Monday, January 13, 2014

Forget About It!


Oh godammit, now look what this mook went and did. Not only did he waste money getting his balloon stomach stapled, now he had to go and implode. What da fuck, Chris?

Chris Christie, the loudmouth Republican Governor who even some dumbass Democrats tell me they like, is embroiled in some political nonsense so utterly petty, it is going to end up wrecking my whole 2015 and 2016 fun. What the hell! I was looking forward to seeing him blow his stack at the idiocy standing onstage with him at the Republican Presidential Debates and then turning and screeching at the tri corn hatted neanderthals who wandered inside and applaud starvation, slavery, executions and act all Pol Pot when it comes to those they don't care for. You know, the riff raff out there stealing their tax money and not working while they are all self sufficient on their Social Security and Medicare. Christie may be a goon, a hothead, a screaming out of control thin skinned yeller, but he isn't Teabag Nation. And that, my friends, is why I'm so upset at the self demolition of The Christie Casino.

Christie, such a sarcastic shit heel (and trust me I love sarcastic shit heels cuz well you know)cannot stop himself.
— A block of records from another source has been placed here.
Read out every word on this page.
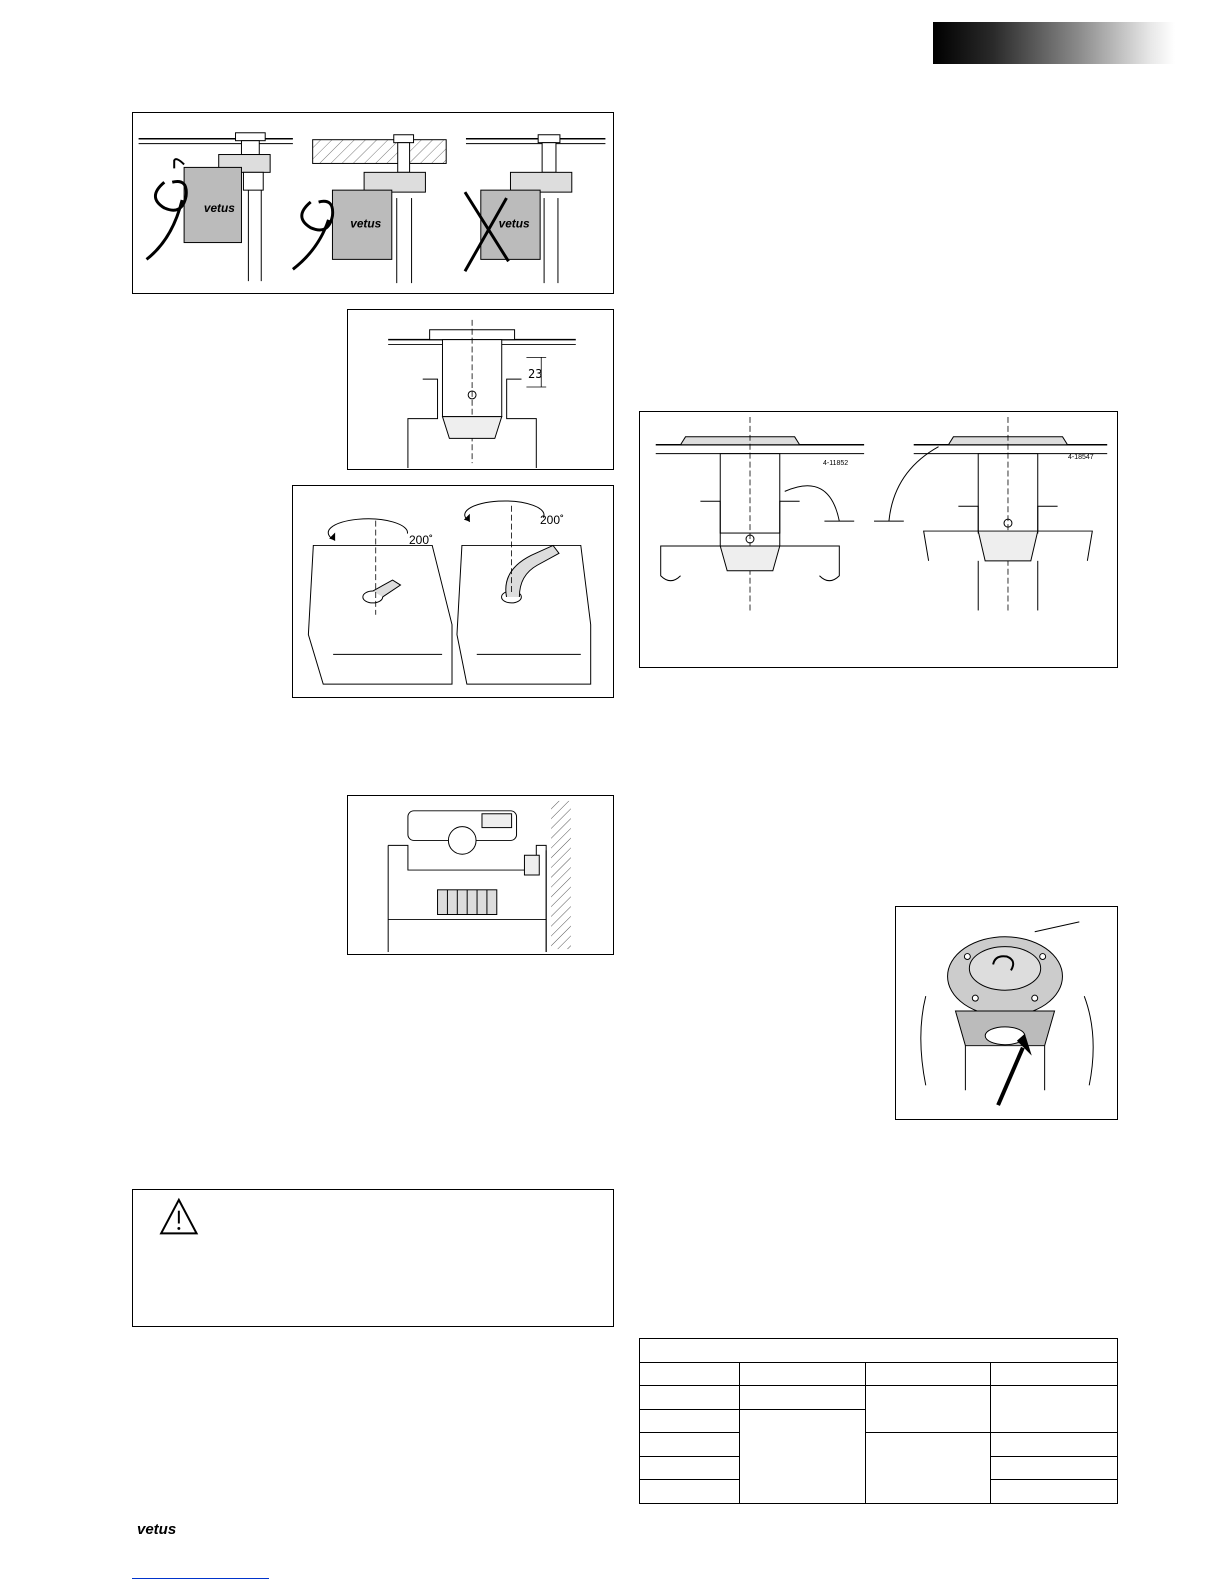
vetus
vetus	vetus
23
200˚
200˚
4-11852
4-18547

vetus
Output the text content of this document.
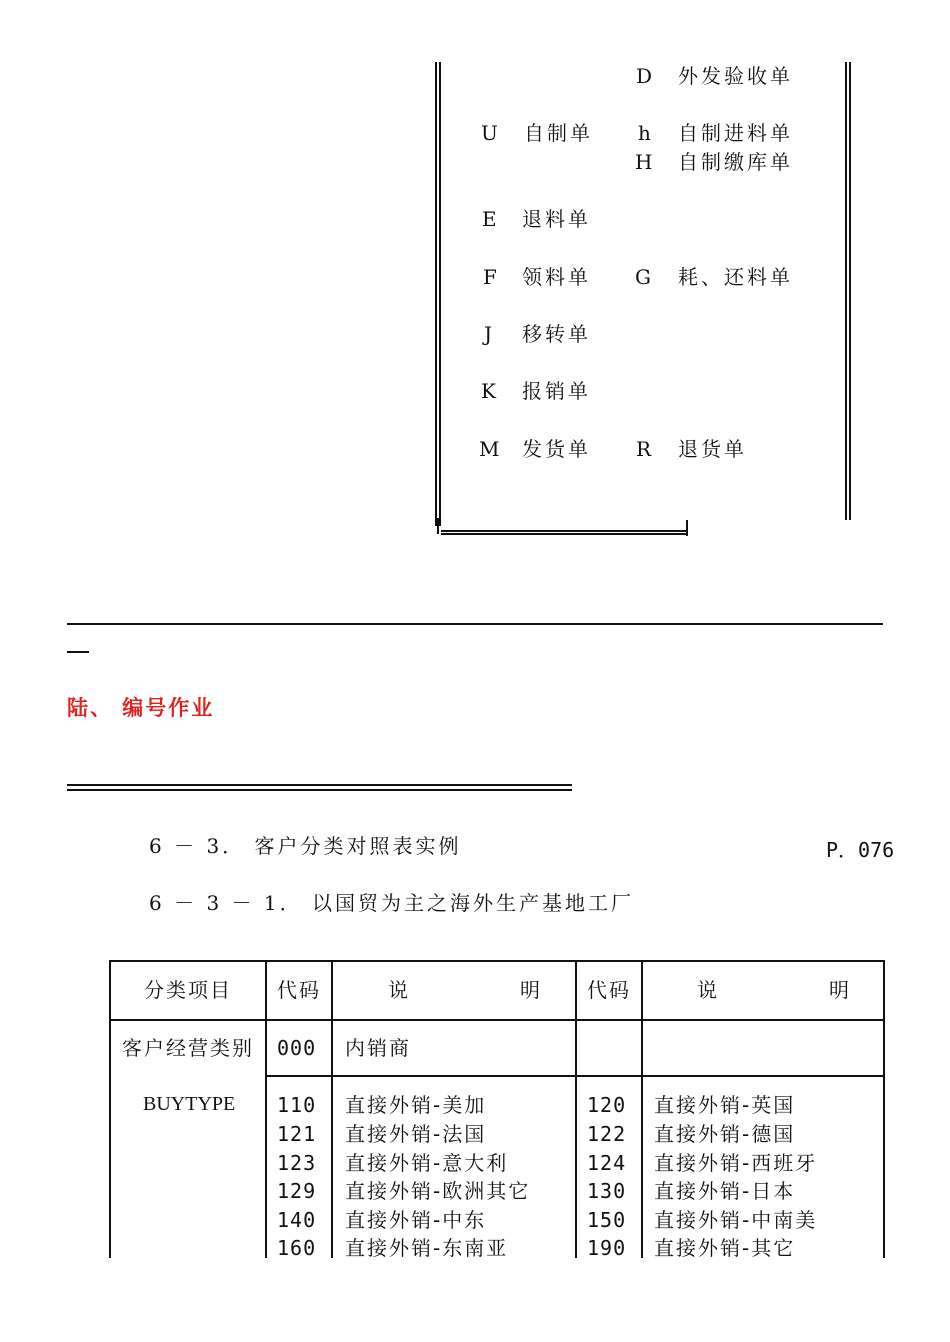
D 外发验收单
U 自制单 h 自制进料单
H 自制缴库单
E 退料单
F 领料单 G 耗、还料单
J 移转单
K 报销单
M 发货单 R 退货单
陆、 编号作业
6 － 3． 客户分类对照表实例	P．076
6 － 3 － 1． 以国贸为主之海外生产基地工厂
分类项目 代码	说　　　　　明 代码	说　　　　　明
客户经营类别
BUYTYPE
000 内销商
110 直接外销-美加	120 直接外销-英国
121 直接外销-法国	122 直接外销-德国
123 直接外销-意大利	124 直接外销-西班牙
129 直接外销-欧洲其它	130 直接外销-日本
140 直接外销-中东	150 直接外销-中南美
160 直接外销-东南亚	190 直接外销-其它
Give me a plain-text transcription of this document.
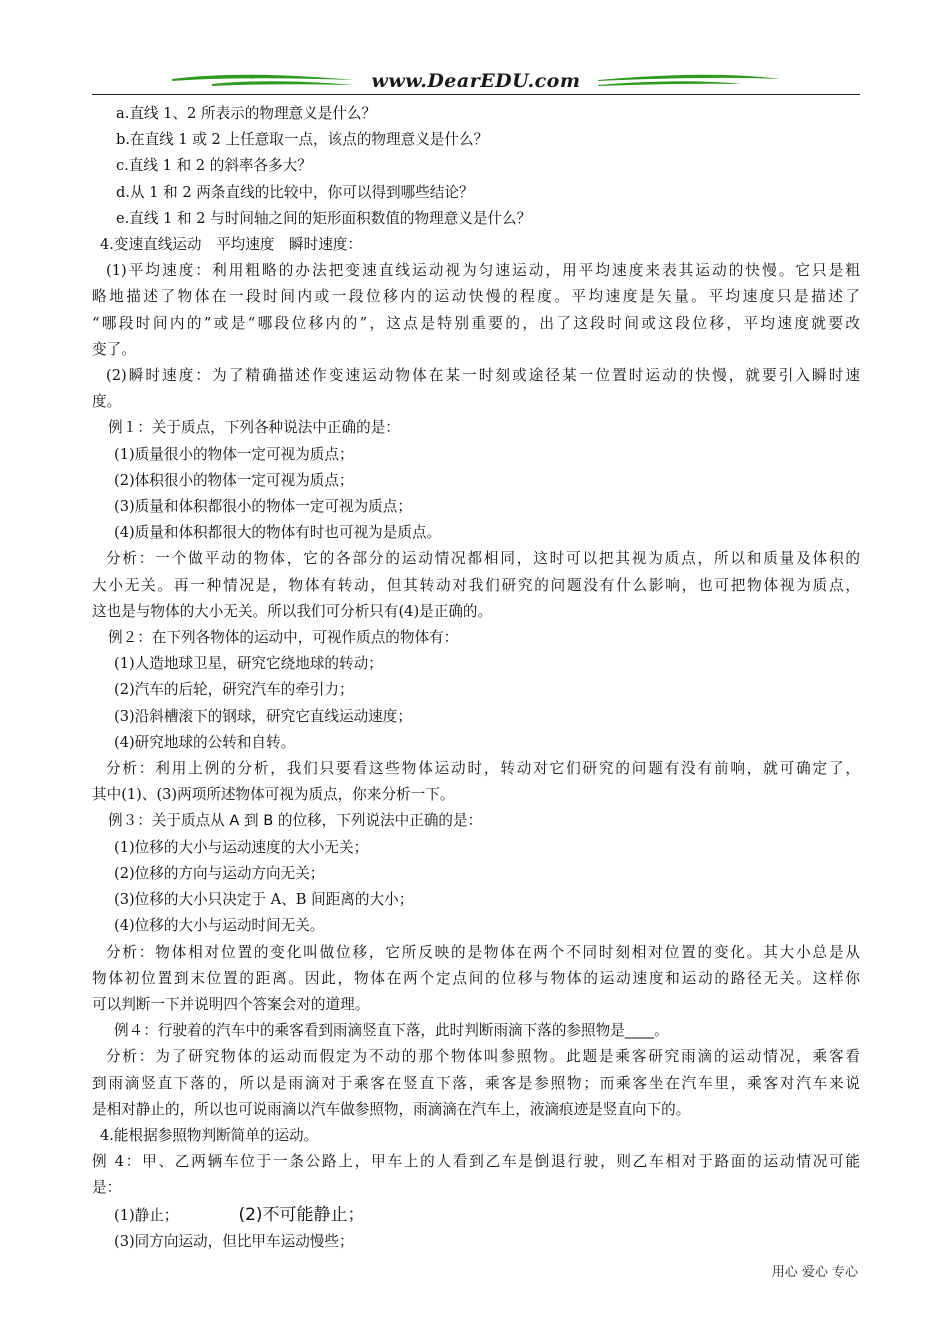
www.DearEDU.com
a.直线 1、2 所表示的物理意义是什么？
b.在直线 1 或 2 上任意取一点，该点的物理意义是什么？
c.直线 1 和 2 的斜率各多大？
d.从 1 和 2 两条直线的比较中，你可以得到哪些结论？
e.直线 1 和 2 与时间轴之间的矩形面积数值的物理意义是什么？
4.变速直线运动　平均速度　瞬时速度：
(1)平均速度：利用粗略的办法把变速直线运动视为匀速运动，用平均速度来表其运动的快慢。它只是粗
略地描述了物体在一段时间内或一段位移内的运动快慢的程度。平均速度是矢量。平均速度只是描述了
“哪段时间内的”或是“哪段位移内的”，这点是特别重要的，出了这段时间或这段位移，平均速度就要改
变了。
(2)瞬时速度：为了精确描述作变速运动物体在某一时刻或途径某一位置时运动的快慢，就要引入瞬时速
度。
例１：关于质点，下列各种说法中正确的是：
(1)质量很小的物体一定可视为质点；
(2)体积很小的物体一定可视为质点；
(3)质量和体积都很小的物体一定可视为质点；
(4)质量和体积都很大的物体有时也可视为是质点。
分析：一个做平动的物体，它的各部分的运动情况都相同，这时可以把其视为质点，所以和质量及体积的
大小无关。再一种情况是，物体有转动，但其转动对我们研究的问题没有什么影响，也可把物体视为质点，
这也是与物体的大小无关。所以我们可分析只有(4)是正确的。
例２：在下列各物体的运动中，可视作质点的物体有：
(1)人造地球卫星，研究它绕地球的转动；
(2)汽车的后轮，研究汽车的牵引力；
(3)沿斜槽滚下的钢球，研究它直线运动速度；
(4)研究地球的公转和自转。
分析：利用上例的分析，我们只要看这些物体运动时，转动对它们研究的问题有没有前响，就可确定了，
其中(1)、(3)两项所述物体可视为质点，你来分析一下。
例３：关于质点从 A 到 B 的位移，下列说法中正确的是：
(1)位移的大小与运动速度的大小无关；
(2)位移的方向与运动方向无关；
(3)位移的大小只决定于 A、B 间距离的大小；
(4)位移的大小与运动时间无关。
分析：物体相对位置的变化叫做位移，它所反映的是物体在两个不同时刻相对位置的变化。其大小总是从
物体初位置到末位置的距离。因此，物体在两个定点间的位移与物体的运动速度和运动的路径无关。这样你
可以判断一下并说明四个答案会对的道理。
例４：行驶着的汽车中的乘客看到雨滴竖直下落，此时判断雨滴下落的参照物是____。
分析：为了研究物体的运动而假定为不动的那个物体叫参照物。此题是乘客研究雨滴的运动情况，乘客看
到雨滴竖直下落的，所以是雨滴对于乘客在竖直下落，乘客是参照物；而乘客坐在汽车里，乘客对汽车来说
是相对静止的，所以也可说雨滴以汽车做参照物，雨滴滴在汽车上，液滴痕迹是竖直向下的。
4.能根据参照物判断简单的运动。
例 4：甲、乙两辆车位于一条公路上，甲车上的人看到乙车是倒退行驶，则乙车相对于路面的运动情况可能
是：
(1)静止；	(2)不可能静止；
(3)同方向运动，但比甲车运动慢些；
用心 爱心 专心
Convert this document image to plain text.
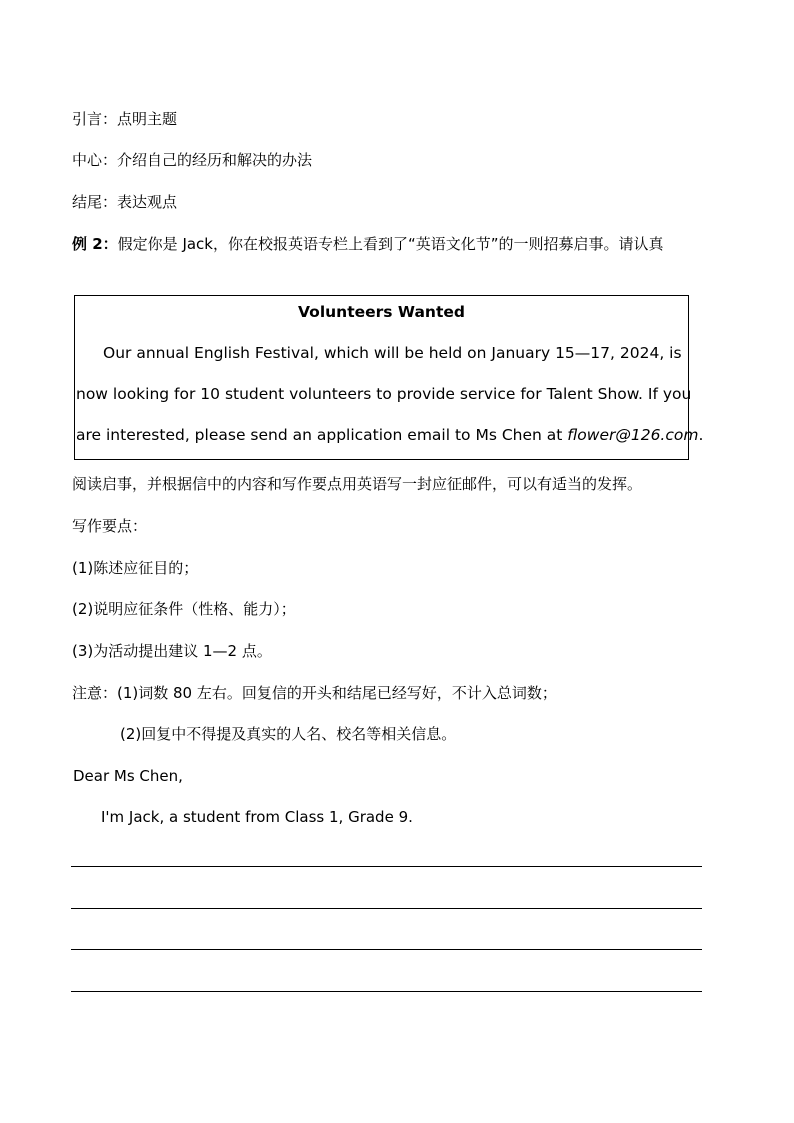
引言：点明主题
中心：介绍自己的经历和解决的办法
结尾：表达观点
例 2：假定你是 Jack，你在校报英语专栏上看到了“英语文化节”的一则招募启事。请认真
Volunteers Wanted
Our annual English Festival, which will be held on January 15—17, 2024, is
now looking for 10 student volunteers to provide service for Talent Show. If you
are interested, please send an application email to Ms Chen at flower@126.com.
阅读启事，并根据信中的内容和写作要点用英语写一封应征邮件，可以有适当的发挥。
写作要点：
(1)陈述应征目的；
(2)说明应征条件（性格、能力）；
(3)为活动提出建议 1—2 点。
注意：(1)词数 80 左右。回复信的开头和结尾已经写好，不计入总词数；
(2)回复中不得提及真实的人名、校名等相关信息。
Dear Ms Chen,
I'm Jack, a student from Class 1, Grade 9.
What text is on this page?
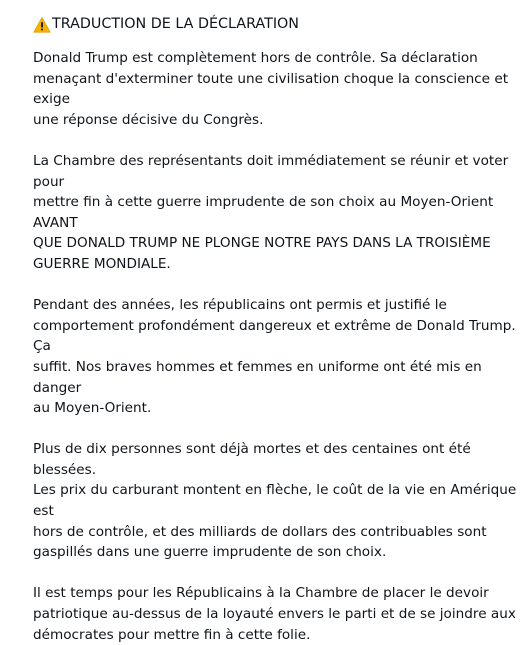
TRADUCTION DE LA DÉCLARATION

Donald Trump est complètement hors de contrôle. Sa déclaration
menaçant d'exterminer toute une civilisation choque la conscience et exige
une réponse décisive du Congrès.

La Chambre des représentants doit immédiatement se réunir et voter pour
mettre fin à cette guerre imprudente de son choix au Moyen-Orient AVANT
QUE DONALD TRUMP NE PLONGE NOTRE PAYS DANS LA TROISIÈME
GUERRE MONDIALE.

Pendant des années, les républicains ont permis et justifié le
comportement profondément dangereux et extrême de Donald Trump. Ça
suffit. Nos braves hommes et femmes en uniforme ont été mis en danger
au Moyen-Orient.

Plus de dix personnes sont déjà mortes et des centaines ont été blessées.
Les prix du carburant montent en flèche, le coût de la vie en Amérique est
hors de contrôle, et des milliards de dollars des contribuables sont
gaspillés dans une guerre imprudente de son choix.

Il est temps pour les Républicains à la Chambre de placer le devoir
patriotique au-dessus de la loyauté envers le parti et de se joindre aux
démocrates pour mettre fin à cette folie.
He is who he is. A vengeful citizen of New Jersey who doesn't take kindly to being denied what he wants. Hey, if da mayor of Fort Lee doesn't wanna play ball, well then, a little traffic accident may befall his wonderful town. After 4 days of that, anybody will come around, dontcha think? And if not, aw fuck, they found out?? Quick, fire the Irish broad and that rat bastard campaign idiot who kept his e mails.

Christie has gone into full Schultz mode. He knows nuthin ,he sees nuthin, he heard nuthin. Shit he didn't even know he was taking Hurricane Sandy money and making ads with his family to get people to come to his state. He doesn't know nuthin. He doesn't know where the last piece of cake went. He doesn't know where that last piece of pizza went. He doesn't know anything. He's perfect for the 2015-2016 Republican debates and now, for fucks sake, he's gone and blown it.

Now we're gonna have to listen to the incoherent blatherings of a bunch of dimwitted morons like Santorum (don't google him), Oops Perry, Cuba Si Castro No Rubio, Dudley Do Right Cruz and that jug eared fuckstick Paul Ryan.

Thanks a lot Chris Christie. Not only did your bullying tactics blow up in your fat face, you had to go all Nixon and proclaim "I Am Not A Crook, errrr, Bully!"

There ya go, TeaBag Nation, your RINO has been slain. Now you can get back to worrying that maybe Santorum once gave a guy directions, Perry said "Ola" to an immigrant, Rubio put a buck into a red kettle, Cruz once took advantage of Commie Canadian health care or Ryan is a secret socialist thanks to his Rage Against the Machine listening.

Thanks again, Chris Christie. Even though you no chance of convincing those pinheads who vote in your parties primaries and show up to your caucuses in their Buicks to vote for you, you would have entertained me throwing a gasket at some knucklehead heckling you from the scooter section.

And oh yeah, as long as you're apologizing for everything, could you throw in a big one for your state spawning the likes of Antonin Big Tony Scalia and the shrew Michelle Malkin?